The EUDI wallet, based on the eIDAS 2.0 regulation, makes digital identity available throughout the European Union. The Swiss pendant is swiyu – a wallet for e-ID and other electronic credentials. In addition to these government offerings, there are also private wallets.

How do digital credential wallets improve onboarding and compliance?

Digital credential wallets allow businesses to rely on credentials already verified by trusted issuers (e.g., government authorities), rather than uploading ID cards or going through cumbersome procedures. Customers can prove attributes like identity, address, or age in seconds. This accelerates onboarding and reduces drop-off rates. Organizations can meet regulatory requirements such as KYC and AML with greater assurance and less operational friction.

 

What complexity hides behind the apparent simplicity of wallets?

Although user interactions appear simple, wallet ecosystems introduce new roles, dependencies, and governance requirements. Organizations no longer operate in a bilateral relationship with the user alone. They become part of a broader trust ecosystem involving issuers, trust frameworks, and assurance models. This requires clarity on which credentials can be relied upon, at which assurance levels, and with what liability implications. Wallet adoption, therefore, brings organizational due diligence obligations alongside technical requirements. Legal and compliance teams must understand which credentials are acceptable for which regulatory purposes and how liability is handled. Security requirements such as cryptographic key management and fraud prevention add further layers of complexity. On the other hand, companies can already start to think about their processes and opportunities to improve process speed and convenience. 
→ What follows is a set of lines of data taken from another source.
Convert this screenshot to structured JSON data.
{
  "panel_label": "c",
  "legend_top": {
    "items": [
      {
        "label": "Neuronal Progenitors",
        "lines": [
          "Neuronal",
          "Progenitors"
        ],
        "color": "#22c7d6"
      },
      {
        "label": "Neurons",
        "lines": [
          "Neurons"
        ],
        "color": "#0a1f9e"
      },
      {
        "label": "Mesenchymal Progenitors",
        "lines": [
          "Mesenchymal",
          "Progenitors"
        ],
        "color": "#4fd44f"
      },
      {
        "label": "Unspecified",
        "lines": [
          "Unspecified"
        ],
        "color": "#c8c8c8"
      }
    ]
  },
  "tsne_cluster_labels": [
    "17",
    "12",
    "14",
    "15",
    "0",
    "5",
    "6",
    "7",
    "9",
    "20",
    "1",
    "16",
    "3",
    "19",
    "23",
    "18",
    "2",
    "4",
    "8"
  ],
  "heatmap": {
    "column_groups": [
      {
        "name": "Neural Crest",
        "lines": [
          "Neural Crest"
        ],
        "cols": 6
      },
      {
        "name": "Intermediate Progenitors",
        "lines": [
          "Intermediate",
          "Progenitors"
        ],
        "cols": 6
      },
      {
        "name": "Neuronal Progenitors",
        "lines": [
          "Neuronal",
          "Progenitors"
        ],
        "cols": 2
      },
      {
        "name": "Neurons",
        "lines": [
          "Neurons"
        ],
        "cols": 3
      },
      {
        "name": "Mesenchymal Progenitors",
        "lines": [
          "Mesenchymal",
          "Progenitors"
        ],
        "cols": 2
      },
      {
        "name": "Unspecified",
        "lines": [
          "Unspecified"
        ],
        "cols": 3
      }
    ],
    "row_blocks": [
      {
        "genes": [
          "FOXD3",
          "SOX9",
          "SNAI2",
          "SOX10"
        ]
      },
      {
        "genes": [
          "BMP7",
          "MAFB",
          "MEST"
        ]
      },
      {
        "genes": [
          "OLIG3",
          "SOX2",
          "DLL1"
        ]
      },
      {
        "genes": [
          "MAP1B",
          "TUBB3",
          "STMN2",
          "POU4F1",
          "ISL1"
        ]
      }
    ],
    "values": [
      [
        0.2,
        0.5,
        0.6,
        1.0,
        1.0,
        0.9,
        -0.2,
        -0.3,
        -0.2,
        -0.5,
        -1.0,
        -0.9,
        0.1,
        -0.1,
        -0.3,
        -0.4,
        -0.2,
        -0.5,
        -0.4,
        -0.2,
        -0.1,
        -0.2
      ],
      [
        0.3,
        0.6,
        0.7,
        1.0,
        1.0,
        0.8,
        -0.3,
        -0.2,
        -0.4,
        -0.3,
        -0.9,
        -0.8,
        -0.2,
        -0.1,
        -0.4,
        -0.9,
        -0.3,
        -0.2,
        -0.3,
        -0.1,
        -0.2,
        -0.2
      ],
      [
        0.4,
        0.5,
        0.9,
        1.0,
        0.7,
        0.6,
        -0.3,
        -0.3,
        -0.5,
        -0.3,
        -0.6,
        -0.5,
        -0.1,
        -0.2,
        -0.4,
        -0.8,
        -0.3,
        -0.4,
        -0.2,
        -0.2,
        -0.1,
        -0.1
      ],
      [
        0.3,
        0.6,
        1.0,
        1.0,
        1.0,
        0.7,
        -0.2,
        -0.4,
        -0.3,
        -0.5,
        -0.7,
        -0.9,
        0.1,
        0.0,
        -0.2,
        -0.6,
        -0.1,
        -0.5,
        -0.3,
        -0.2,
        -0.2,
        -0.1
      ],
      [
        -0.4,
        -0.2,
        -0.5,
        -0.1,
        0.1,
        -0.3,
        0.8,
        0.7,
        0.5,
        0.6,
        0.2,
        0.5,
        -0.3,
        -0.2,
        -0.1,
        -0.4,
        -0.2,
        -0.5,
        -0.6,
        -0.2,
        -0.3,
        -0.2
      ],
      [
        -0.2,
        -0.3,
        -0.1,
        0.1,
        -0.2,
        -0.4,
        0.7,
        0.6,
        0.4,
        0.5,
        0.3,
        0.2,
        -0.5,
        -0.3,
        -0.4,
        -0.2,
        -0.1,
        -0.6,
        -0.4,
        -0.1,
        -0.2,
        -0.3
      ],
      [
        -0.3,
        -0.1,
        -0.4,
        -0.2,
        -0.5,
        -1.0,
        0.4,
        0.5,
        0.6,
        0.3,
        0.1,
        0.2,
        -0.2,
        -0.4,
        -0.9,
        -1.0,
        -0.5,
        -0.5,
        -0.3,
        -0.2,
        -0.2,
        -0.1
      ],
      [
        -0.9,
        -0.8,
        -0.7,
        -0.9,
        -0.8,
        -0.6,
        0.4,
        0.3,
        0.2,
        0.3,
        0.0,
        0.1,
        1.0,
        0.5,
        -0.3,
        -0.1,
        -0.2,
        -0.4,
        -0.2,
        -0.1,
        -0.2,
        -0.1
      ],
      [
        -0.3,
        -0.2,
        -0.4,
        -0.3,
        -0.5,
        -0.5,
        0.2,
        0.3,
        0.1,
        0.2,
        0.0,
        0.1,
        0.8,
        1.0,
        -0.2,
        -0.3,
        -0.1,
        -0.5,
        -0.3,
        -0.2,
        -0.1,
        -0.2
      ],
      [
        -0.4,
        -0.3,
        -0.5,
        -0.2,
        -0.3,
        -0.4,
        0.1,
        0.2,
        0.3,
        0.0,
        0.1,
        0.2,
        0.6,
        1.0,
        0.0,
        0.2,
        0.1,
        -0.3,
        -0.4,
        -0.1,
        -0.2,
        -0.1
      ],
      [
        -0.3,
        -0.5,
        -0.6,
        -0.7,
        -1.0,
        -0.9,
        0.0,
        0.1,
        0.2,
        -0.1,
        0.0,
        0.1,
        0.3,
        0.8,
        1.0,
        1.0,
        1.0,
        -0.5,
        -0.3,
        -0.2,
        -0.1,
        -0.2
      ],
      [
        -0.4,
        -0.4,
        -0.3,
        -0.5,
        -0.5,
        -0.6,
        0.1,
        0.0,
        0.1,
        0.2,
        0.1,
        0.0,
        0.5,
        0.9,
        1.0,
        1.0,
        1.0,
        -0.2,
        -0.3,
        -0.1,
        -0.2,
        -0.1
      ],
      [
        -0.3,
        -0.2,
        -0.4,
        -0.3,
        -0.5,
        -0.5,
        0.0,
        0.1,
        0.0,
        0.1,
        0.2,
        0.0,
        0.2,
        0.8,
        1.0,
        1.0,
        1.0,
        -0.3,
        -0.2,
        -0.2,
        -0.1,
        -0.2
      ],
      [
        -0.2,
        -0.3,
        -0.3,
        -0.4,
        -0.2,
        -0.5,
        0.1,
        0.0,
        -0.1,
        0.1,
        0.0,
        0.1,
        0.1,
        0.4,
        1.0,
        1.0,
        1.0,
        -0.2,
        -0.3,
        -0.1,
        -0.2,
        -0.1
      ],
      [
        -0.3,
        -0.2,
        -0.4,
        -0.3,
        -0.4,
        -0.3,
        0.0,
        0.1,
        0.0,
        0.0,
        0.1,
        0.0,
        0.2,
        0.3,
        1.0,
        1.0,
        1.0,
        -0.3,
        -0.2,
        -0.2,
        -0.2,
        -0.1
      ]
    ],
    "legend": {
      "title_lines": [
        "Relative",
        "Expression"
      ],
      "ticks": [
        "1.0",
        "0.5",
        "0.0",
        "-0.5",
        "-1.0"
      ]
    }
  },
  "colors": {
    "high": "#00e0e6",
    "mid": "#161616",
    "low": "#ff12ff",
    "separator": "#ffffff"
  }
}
Should organizations build wallet capabilities themselves or rely on partners?

Building wallet acceptance in-house includes certification, recurring audits, liability exposure, and continuous regulatory interpretation. Given that wallet ecosystems are still evolving, this level of long-term commitment is rarely justified for most organizations. Partnering with certified trust providers allows companies to enter the ecosystem pragmatically, capture early value, and remain flexible as standards and regulations mature. Certified partners already operate within recognized trust frameworks and offer proven, compliant infrastructure, reducing time to market and operational risk.


How does Swisscom support organizations in adopting credential wallets?

Swisscom Trust Services follows an end-to-end enablement approach rather than offering isolated tools. It starts with strategic wallet readiness assessments that help companies identify opportunities in existing processes where wallets might be applied, then supports organizational onboarding into trust ecosystems, defines process-level governance controls, and enables trusted verification and legally binding signatures. This modular approach allows organizations to adopt wallet-based trust step by step while remaining audit-ready and regulatorily defensible.